Oprah misses the boat entirely, she misses the dock, the port, and the ocean as well. She missed the entire thing if she thinks that any of this is valid and true. All she has at the end of the day—theologically speaking—is moralistic, therapeutic deism. That is, a god who is distant and often uninvolved (deism), but he will make sure we get what we need to feel good and happy (therapeutic) as long as we are good (moralistic). If this is true, then Marx is right.

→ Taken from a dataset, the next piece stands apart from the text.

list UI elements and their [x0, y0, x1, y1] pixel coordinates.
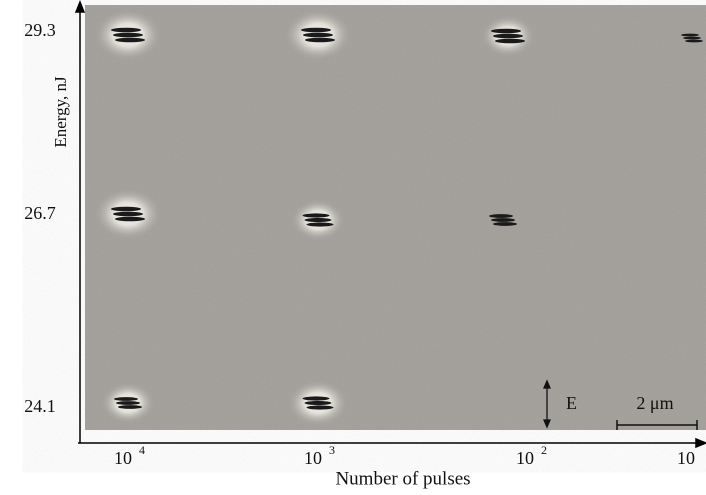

But MTD is not Christianity, it is a different religion entirely. Christianity is not moralistic, but gracious. Christianity is not therapeutic, but sanctifying and often arduous—requiring the putting off of immediate gratification and the slaying of our personal desires so that we receive something better when we pursue that which God desires for us. Christianity does not speak of a distant God, but a God so close that he clothed himself in flesh that he might call us to him. Christianity is not the opiate of the masses—moralistic, therapeutic deism is.

Thanks for reading,



4 thoughts on “If Oprah Is Right then so Is Karl Marx

  1. Oprah’s religion is an opiate, an anaesthetic. It dulls the mind while attempting to escape life’s pain.

    Note: There are three laws of both motion and thermodynamics, but they are not interchangeable. The Third Law of Motion is “For every action there is an equal and opposite reaction” (hence Oprah’s karmic connection.) You parodied it here but mislabeled it “thermodynamics”: https://tylerdoughurst.wordpress.com/2012/03/01/what-i-learned-in-my-first-month-of-seminary-the-laws-of-theological-thermodynamics/

  2. It’s still not at all what the Third Law of Motion is talking about, but Oprah’s key to theology is to not think things through too thoroughly, otherwise they start resisting her oversimplified view of religion and life.